What happened was that the manufacturers, designers, constructors, owners and operators of the plants – and their insurance companies – got together and started what is now known as the American Society of Mechanical Engineers Boiler and Pressure Vessel Code (“the Code” as we call it in the industry; it needs no more name than that, even though now the “Power Boiler” code is just “Section I” of a 12-section set of volumes, and other international codes also exist that do the same things that ASME does, in different ways). Over the years as materials, construction methods, techniques of operation, instrumentation and controls have all improved, so has the Code.
Boilers today operate at obscenely high pressures, at duty cycles that few other machines in our lives see, for decades at a time – and when was the last time you heard of one blowing up? Wherever you live in the world, probably the majority of your electricity is provided by steam-driven turbine-generator sets. (If they’re powered by nuclear-generated steam, that’s covered by Section III of the Code.)
And yet, membership is ASME is voluntary. Manufacturers are not required to have representation in it (although it is highly desirable), and subscription to it is optional – unless a manufacturer wants to stay in business. No one in North America will buy a non-ASME power boiler, even in the few places where they might possibly be able to. That’s because no insurance company would cover it, even if the state didn’t mandate that “boilers must be built and maintained according to the rules of ASME Section I”.

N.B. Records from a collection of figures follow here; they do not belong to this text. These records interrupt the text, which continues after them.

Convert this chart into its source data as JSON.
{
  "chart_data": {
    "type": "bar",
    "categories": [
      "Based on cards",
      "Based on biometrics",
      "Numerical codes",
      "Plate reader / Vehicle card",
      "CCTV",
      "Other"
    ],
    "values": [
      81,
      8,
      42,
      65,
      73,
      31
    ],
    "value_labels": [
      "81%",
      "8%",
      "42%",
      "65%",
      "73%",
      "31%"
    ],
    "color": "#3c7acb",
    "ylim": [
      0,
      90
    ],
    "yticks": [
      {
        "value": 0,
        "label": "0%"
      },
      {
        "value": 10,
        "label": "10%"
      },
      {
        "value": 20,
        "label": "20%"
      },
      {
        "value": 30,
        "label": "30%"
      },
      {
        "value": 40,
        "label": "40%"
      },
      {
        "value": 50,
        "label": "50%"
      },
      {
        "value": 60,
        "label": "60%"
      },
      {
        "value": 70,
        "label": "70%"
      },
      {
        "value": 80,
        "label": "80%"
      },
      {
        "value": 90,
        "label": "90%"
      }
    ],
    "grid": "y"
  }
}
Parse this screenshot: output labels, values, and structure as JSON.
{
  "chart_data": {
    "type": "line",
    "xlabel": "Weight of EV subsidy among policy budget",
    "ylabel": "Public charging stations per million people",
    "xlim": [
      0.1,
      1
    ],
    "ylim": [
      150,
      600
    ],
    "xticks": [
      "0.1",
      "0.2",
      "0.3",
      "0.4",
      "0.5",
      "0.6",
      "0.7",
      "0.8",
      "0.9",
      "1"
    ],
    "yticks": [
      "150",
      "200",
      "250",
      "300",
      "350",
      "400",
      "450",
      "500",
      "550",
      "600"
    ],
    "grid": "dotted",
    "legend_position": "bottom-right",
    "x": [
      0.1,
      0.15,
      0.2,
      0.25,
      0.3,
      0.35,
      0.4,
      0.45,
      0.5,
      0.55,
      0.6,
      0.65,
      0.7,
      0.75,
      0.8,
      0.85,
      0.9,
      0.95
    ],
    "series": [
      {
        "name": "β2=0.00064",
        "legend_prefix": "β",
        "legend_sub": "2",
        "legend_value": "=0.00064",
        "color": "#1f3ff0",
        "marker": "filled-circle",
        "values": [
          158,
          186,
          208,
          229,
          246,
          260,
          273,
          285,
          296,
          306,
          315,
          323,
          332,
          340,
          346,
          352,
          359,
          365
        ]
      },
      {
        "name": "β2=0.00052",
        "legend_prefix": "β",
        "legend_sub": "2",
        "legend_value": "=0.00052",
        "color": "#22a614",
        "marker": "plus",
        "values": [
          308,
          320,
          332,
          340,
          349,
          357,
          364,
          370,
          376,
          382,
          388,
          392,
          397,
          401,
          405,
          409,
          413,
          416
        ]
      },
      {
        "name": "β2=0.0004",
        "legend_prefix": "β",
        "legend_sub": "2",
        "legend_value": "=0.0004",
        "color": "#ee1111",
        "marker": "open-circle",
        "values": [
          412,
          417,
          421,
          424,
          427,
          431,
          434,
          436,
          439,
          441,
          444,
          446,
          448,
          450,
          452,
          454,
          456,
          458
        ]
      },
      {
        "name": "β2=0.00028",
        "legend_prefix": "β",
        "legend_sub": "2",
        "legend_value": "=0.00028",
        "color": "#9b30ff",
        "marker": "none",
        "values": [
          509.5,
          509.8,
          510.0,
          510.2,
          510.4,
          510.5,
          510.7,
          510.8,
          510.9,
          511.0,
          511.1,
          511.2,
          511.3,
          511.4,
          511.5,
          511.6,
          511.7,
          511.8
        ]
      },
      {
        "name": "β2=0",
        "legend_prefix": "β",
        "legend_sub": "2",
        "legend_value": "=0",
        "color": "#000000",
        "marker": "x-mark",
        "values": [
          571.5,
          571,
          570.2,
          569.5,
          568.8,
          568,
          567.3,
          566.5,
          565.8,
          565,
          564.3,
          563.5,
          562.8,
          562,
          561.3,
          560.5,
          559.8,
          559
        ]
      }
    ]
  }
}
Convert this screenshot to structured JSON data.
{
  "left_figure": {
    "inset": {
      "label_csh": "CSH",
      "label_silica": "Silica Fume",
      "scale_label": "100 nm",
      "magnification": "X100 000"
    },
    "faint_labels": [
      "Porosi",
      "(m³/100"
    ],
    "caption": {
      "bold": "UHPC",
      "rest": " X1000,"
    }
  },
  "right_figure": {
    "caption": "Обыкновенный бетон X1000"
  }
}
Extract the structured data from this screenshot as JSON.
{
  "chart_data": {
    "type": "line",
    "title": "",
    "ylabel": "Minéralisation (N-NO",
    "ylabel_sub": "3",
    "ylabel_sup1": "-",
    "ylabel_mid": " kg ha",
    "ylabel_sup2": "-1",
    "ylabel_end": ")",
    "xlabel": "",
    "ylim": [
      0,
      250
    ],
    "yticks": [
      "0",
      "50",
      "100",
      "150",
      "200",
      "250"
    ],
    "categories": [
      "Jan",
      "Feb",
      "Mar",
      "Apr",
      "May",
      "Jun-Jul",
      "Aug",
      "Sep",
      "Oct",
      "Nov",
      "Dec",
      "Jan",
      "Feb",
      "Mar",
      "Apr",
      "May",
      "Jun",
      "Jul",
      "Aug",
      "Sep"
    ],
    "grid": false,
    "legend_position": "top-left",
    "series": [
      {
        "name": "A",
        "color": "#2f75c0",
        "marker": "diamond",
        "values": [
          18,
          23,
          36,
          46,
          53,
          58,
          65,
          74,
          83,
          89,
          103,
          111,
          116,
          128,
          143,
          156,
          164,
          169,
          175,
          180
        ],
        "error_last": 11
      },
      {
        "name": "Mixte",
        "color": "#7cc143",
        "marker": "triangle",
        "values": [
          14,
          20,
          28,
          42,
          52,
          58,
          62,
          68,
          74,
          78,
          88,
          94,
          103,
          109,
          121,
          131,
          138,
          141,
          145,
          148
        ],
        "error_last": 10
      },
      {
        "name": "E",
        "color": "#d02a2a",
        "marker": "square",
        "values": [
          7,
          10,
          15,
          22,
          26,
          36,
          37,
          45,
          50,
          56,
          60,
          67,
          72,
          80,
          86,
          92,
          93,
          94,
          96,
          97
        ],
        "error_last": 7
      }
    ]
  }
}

The private sector is absolutely a workable way to promote industry standardization on technical matters, self-regulation and promotion of new and improved technology. (We’re building boilers today that engineers weren’t even dreaming about 50 years ago, even though for my entire professional life I’ve thought “these things are dinosaurs; I can’t wait to see what will replace them… any day now…”.) And yet, we still build them bigger, and better (more efficient in extracting energy from fuel, and more powerful, to boot), and safer than ever.